There are hundreds of different types. Genetic testing can help with that but I don't think doctors take amniotic fluid for genetic testing very often. Because that can put the life of the child at risk too.

Post 3

@anamur-- Actually, it can be diagnosed even earlier now during the fetus stage.

A friend of mine's daughter has skeletal dysplasia and she found out when she was still pregnant. What doctors do is they regularly measure the fetus to see if it is growing and developing normally.

My friend said that the diagnosis came when the measurements for her daughter's thigh bone and arm bone while she was still in the womb were found to be shorter than normal. The baby was diagnosed with growth retardation first and then they did genetic testing to confirm that it was dysplasia and it was.
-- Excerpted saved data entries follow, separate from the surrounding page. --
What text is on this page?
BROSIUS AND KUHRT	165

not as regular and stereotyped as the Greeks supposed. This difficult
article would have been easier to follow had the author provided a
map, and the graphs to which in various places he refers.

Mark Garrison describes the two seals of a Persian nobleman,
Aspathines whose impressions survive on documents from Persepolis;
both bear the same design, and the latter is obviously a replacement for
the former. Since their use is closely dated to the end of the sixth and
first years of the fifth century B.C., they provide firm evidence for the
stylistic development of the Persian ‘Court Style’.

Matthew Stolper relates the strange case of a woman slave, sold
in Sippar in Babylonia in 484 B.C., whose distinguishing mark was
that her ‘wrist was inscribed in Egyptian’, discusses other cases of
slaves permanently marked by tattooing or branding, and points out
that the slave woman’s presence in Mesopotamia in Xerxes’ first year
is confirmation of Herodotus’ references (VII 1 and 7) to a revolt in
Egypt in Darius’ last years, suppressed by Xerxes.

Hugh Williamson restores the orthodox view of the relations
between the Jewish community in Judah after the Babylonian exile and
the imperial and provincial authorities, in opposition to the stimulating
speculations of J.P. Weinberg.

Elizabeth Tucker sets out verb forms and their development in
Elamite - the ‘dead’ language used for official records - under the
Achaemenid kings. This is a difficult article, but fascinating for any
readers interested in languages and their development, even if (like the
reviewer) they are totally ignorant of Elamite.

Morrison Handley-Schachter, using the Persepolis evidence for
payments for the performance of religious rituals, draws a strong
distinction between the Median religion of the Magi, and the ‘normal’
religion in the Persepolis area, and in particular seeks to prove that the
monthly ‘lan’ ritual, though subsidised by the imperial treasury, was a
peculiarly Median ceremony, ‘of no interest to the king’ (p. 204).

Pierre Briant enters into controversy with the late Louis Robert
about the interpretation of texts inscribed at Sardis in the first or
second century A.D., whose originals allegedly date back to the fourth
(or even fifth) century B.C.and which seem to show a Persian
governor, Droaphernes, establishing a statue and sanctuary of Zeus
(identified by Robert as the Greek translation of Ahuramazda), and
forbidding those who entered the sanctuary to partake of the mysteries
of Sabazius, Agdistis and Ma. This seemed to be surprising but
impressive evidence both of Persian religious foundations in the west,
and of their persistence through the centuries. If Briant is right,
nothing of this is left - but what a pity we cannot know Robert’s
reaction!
Early diagnosis is always good because you can prepare yourself and seek treatments that

will improve the child's quality of life early on. But it's also sad because there isn't much to be done. It's such a devastation for a mother to learn that her baby is not well and that he or she will have to live with this condition for the rest of his or her life.
Post 2

@anon163470-- As far as I know bone dysplasia will take several years after birth for clear signs and symptoms of the condition. But it can be diagnosed much earlier, usually within ages one and two. In some cases, doctors might notice unusual signs right after birth during the newborn examination.

Signs and symptoms of dysplastic bone structures can differ depending on the type of dysplasia but for dwarfism for example, I know that abnormalities in the feet is usually how dwarfism shows itself in toddlers. Also the appearance of swollen hands and feet, excessive skin in parts of the body are signs that can be seen with newborns.

Pediatricians look out for these kinds of abnormalities at regular checkups, so ideally it should be diagnosed at an early age before the symptoms come through all too clearly.

Post 1

when does bone dysplasia occur? i mean at what age?